Whether to activate the progress bar in the optimization log.

algo_name: str | None

The name of the algorithm used currently.

property algorithms: list[str]

The available algorithms.

descriptions: dict[str, AlgorithmDescription]

The description of the algorithms contained in the library.

internal_algo_name: str | None

The internal name of the algorithm used currently.

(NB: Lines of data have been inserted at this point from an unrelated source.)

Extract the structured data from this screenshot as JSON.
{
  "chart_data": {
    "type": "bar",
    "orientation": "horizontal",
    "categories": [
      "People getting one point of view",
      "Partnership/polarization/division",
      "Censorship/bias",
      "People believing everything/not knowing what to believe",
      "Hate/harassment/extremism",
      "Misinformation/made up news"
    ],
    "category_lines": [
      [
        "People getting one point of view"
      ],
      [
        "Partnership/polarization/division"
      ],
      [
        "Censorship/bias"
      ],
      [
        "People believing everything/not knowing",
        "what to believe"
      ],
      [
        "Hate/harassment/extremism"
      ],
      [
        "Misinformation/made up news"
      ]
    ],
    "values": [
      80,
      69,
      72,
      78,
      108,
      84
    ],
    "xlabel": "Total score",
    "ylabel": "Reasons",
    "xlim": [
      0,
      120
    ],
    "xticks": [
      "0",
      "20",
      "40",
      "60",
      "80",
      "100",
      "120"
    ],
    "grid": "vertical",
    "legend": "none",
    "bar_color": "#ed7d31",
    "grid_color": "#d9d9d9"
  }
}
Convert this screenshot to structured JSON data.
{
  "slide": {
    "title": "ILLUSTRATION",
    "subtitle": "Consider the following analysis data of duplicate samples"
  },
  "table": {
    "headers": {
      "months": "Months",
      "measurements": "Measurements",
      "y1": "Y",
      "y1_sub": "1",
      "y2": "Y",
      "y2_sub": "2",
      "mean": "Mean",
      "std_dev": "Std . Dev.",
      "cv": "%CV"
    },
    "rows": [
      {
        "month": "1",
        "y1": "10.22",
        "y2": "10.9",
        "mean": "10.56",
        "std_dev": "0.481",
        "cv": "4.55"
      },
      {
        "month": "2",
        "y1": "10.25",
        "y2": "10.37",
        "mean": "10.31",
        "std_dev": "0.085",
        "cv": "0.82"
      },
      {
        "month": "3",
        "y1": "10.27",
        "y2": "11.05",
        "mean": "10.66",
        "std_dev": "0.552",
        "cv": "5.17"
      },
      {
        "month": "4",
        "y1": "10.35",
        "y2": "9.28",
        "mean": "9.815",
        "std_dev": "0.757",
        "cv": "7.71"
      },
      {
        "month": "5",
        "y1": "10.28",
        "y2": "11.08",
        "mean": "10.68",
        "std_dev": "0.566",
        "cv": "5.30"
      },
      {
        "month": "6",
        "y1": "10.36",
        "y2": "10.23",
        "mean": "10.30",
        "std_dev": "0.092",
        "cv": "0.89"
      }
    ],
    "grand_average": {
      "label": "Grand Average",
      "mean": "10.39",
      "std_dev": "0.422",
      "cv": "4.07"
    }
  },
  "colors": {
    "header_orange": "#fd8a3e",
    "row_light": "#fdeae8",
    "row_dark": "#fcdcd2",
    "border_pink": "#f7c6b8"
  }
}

It typically corresponds to the name of the algorithm in the wrapped library if any.

opt_grammar: JSONGrammar | None

The grammar defining the options of the current algorithm.

problem: Any | None

The problem to be solved.

samples: ndarray | None

The input samples.

seed: int

The seed to be used for replicability reasons.

It increments with each generation of samples so that repeating the generation of sets of \(N\) leads to different sets.

unit_samples: ndarray | None

The input samples transformed in \([0,1]\).